Het huishoudelijk reglement op de gemeentelijke begraafplaatsen wordt herzien naar

aanleiding van de aanleg van een natuurbegraafplaats op de begraafplaats van het

kandonklaar, voorzien in het najaar van 2021. Naast de toevoegingen over de

natuurbegraafplaats werd het volledig reglement herbekeken en stelt de dienst burgerzaken

volgende wijzigingen voor:

 

Art.1.1 vermelding van de natuurbegraafplaats op het kandonklaar

Art.1.2 toevoeging "personen die op het grondgebied van de gemeente overleden zijn of er dood werden aangetroffen"
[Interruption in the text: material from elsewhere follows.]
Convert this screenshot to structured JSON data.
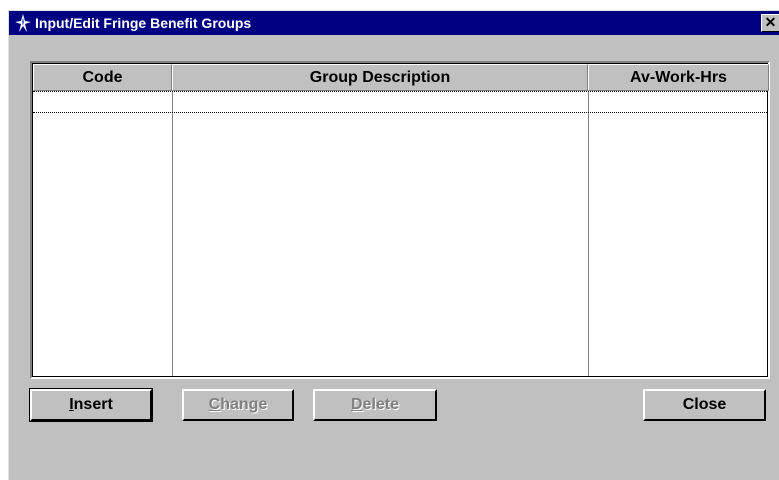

Art.1.4. vermelding tijdstip wegnemen graftekens in geval van bijzetting

Art.2.1 toevoeging begraving asurne op de natuurbegraafplaats

Art.4.2 toevoeging van de te nemen concessie in geval van bijzetting van één urne

Art.4.3. toevoeging mogelijkheid omzetting van gewone lijn naar concessie voor columbariumniessen en urnengraven

Art. 6.5 van het vorige reglement werd verwijderd (inhoud identiek aan art. 4.9)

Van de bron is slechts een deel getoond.